Three occurrences of the header field 'X-Cisco-ViPR-Ticket'.
Hopefully this will be renamed at some stage?


Section 2.1 para 2:

"email-style SIP URI" replace with "email-style SIP URIs"


Section 8.2
  The TLS-SRP uses the caller ID and called number as a "username"

This seems to open up an interesting information leak, since the
username is sent in the clear.  Let's assume EvilCorp registers its
node-id against the hash of the sales number of its competitor,
VictimCorp.  Then, whenever a ViPR-enabled caller tries to call
VictimCorp to buy something, a few hours later their ViPR server will
attempt to establish a connection to EvilCorp.  Even assuming that
EvilCorp can't complete the handshake because it has no idea of the call
details, EvilCorp still ends up with a list of CLIs for people who
called their competitor's sales line.  I'm not a salesperson, but I
believe that supplying a list of 'hot leads' like this would make
EvilCorp's sales team quite happy.


Section 9.2: 3rd attack
  "the TTL for cached routes is set to match the
   duration that carriers typically hold numbers."

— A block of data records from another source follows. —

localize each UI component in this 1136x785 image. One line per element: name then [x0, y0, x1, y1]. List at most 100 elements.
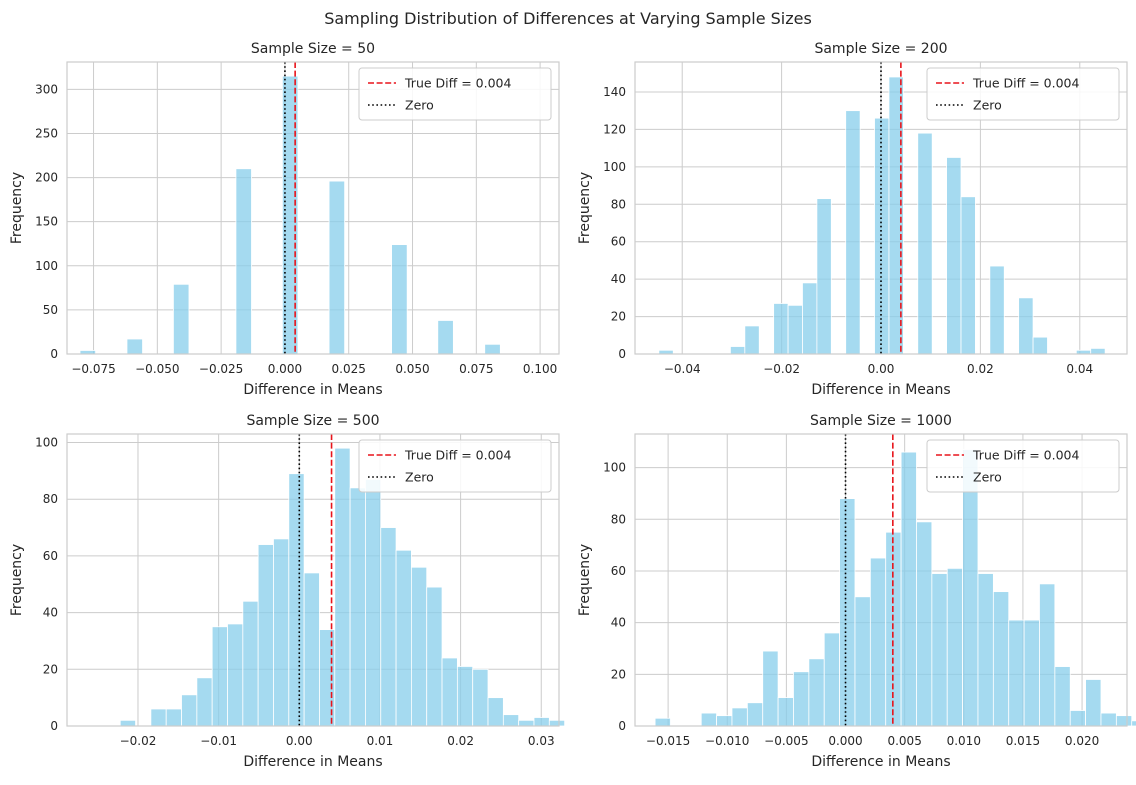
histogram-bar [328, 180, 346, 355]
x-tick-label: 0.000 [828, 734, 862, 748]
histogram-bar [484, 343, 501, 355]
histogram-bar [150, 708, 167, 727]
histogram-bar [126, 338, 143, 355]
histogram-bar [441, 657, 458, 727]
histogram-bar [1131, 720, 1136, 727]
legend-zero-label: Zero [405, 470, 434, 485]
legend-zero-label: Zero [973, 470, 1002, 485]
x-tick-label: −0.025 [199, 362, 243, 376]
histogram-bar [1054, 666, 1071, 727]
histogram-bar [319, 629, 336, 727]
y-tick-label: 0 [50, 347, 58, 361]
histogram-bar [173, 283, 190, 355]
x-tick-label: 0.03 [528, 734, 555, 748]
histogram-bar [808, 658, 825, 727]
histogram-bar [917, 132, 933, 355]
x-tick-label: 0.04 [1066, 362, 1093, 376]
histogram-bar [777, 697, 794, 727]
y-tick-label: 80 [43, 492, 58, 506]
subplot-title: Sample Size = 500 [246, 413, 379, 429]
y-tick-label: 50 [43, 303, 58, 317]
histogram-bar [1115, 715, 1133, 727]
y-tick-label: 300 [35, 82, 58, 96]
legend-box [926, 439, 1120, 493]
histogram-bar [992, 591, 1010, 727]
histogram-bar [548, 719, 566, 727]
subplot-title: Sample Size = 200 [814, 41, 947, 57]
x-tick-label: 0.02 [447, 734, 474, 748]
legend-box [358, 439, 552, 493]
histogram-bar [839, 498, 856, 727]
histogram-bar [165, 708, 182, 727]
x-tick-label: 0.01 [367, 734, 394, 748]
x-tick-label: 0.02 [967, 362, 994, 376]
histogram-bar [235, 168, 252, 355]
histogram-bar [787, 304, 803, 355]
histogram-bar [456, 666, 474, 727]
legend-box [358, 67, 552, 121]
histogram-bar [334, 447, 351, 727]
x-tick-label: −0.005 [764, 734, 808, 748]
x-tick-label: −0.04 [664, 362, 701, 376]
histogram-bar [242, 600, 259, 727]
histogram-bar [288, 473, 305, 727]
y-tick-label: 200 [35, 171, 58, 185]
axes-frame [66, 433, 560, 727]
histogram-bar [900, 451, 917, 727]
histogram-bar [181, 694, 198, 727]
x-axis-label: Difference in Means [243, 382, 382, 398]
figure-title: Sampling Distribution of Differences at … [324, 9, 812, 28]
y-tick-label: 40 [611, 616, 626, 630]
histogram-bar [365, 478, 382, 727]
histogram-bar [654, 717, 671, 727]
histogram-bar [257, 544, 274, 727]
x-tick-label: 0.010 [947, 734, 981, 748]
histogram-bar [746, 702, 764, 727]
x-tick-label: −0.01 [200, 734, 237, 748]
histogram-bar [762, 650, 779, 727]
histogram-bar [823, 632, 841, 727]
histogram-bar [1032, 336, 1048, 355]
histogram-bar [303, 572, 320, 727]
x-tick-label: 0.005 [887, 734, 921, 748]
histogram-bar [273, 538, 290, 727]
y-tick-label: 0 [50, 719, 58, 733]
histogram-bar [946, 157, 962, 355]
histogram-bar [802, 282, 818, 355]
histogram-bar [869, 557, 887, 727]
y-tick-label: 40 [43, 606, 58, 620]
y-tick-label: 140 [603, 85, 626, 99]
y-tick-label: 60 [611, 235, 626, 249]
histogram-bar [730, 346, 746, 355]
histogram-bar [426, 586, 443, 727]
y-tick-label: 20 [43, 662, 58, 676]
histogram-bar [700, 712, 718, 727]
legend-zero-label: Zero [405, 98, 434, 113]
y-tick-label: 100 [603, 461, 626, 475]
x-tick-label: 0.020 [1065, 734, 1099, 748]
subplot-sample-size-50: −0.075 −0.050 −0.025 0.000 0.025 0.050 0.075 0.… [9, 41, 560, 398]
histogram-bar [472, 668, 489, 727]
y-tick-label: 100 [35, 436, 58, 450]
y-tick-label: 80 [611, 197, 626, 211]
histogram-bar [716, 715, 733, 727]
y-tick-label: 150 [35, 215, 58, 229]
y-tick-label: 100 [603, 160, 626, 174]
x-tick-label: −0.02 [763, 362, 800, 376]
x-tick-label: 0.015 [1006, 734, 1040, 748]
x-tick-label: 0.050 [395, 362, 429, 376]
histogram-bar [1018, 297, 1034, 355]
histogram-bar [391, 244, 408, 355]
histogram-bar [211, 626, 228, 727]
histogram-bar [349, 487, 366, 727]
histogram-bar [518, 719, 535, 727]
x-tick-label: −0.075 [71, 362, 115, 376]
histogram-bar [1023, 619, 1040, 727]
y-axis-label: Frequency [577, 544, 593, 616]
y-axis-label: Frequency [9, 544, 25, 616]
histogram-bar [989, 265, 1005, 355]
y-tick-label: 0 [618, 347, 626, 361]
histogram-bar [395, 549, 412, 727]
y-axis-label: Frequency [577, 172, 593, 244]
y-axis-label: Frequency [9, 172, 25, 244]
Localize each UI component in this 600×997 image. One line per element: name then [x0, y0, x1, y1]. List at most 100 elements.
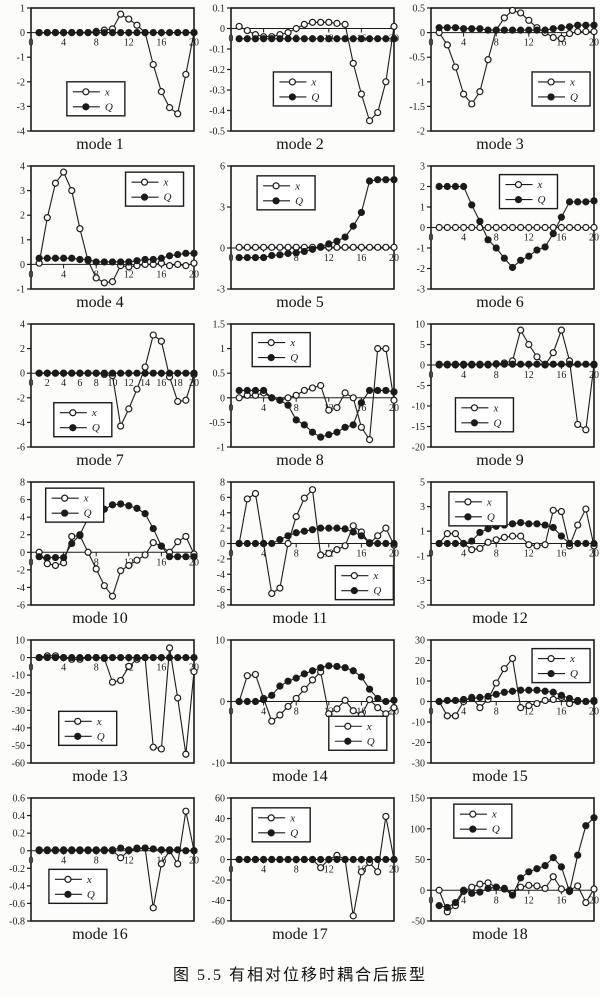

I understand the reason for this, but I think it might lead to a poor
user experience.  If someone becomes accustomed to having a videocall
/ wideband audio with a regular recipient, and then finds that one day
it falls back to PSTN, I doubt that "ViPR cached route TTL expiry" will
be the first thing that springs to mind.  If you have a moderate number
of ViPR-connected regular destinations, and a cache time of 3-6 months,
then you will find that this happens quite often, which will lead to a
perception of unreliability for the technology.  Once a fallback call
is made, it will take up to 12 hours (from my reading of the PVP draft)
to refresh the SIP route, which essentially means it won't be 'fixed'
on the same day.  It might help if there were a faster way to revalidate
routes that have expired recently, or a way to qualify a route for
continued use whilst still protecting against this attack.


Section 9.2: 5th attack

I think you may be understating the risk here.  An environment that uses
phones supporting the dialog event package, for example, will allow
mischievous colleagues to mount this attack.  Even someone sitting in the
next cubical to the caller, wielding a stop watch, probably stands a good
chance of mounting this attack.  Rather than recommending that ViPR is not
deployed in enterprises with moderately clueful staff, is there
something that can be done to tighten up the defences to this attack?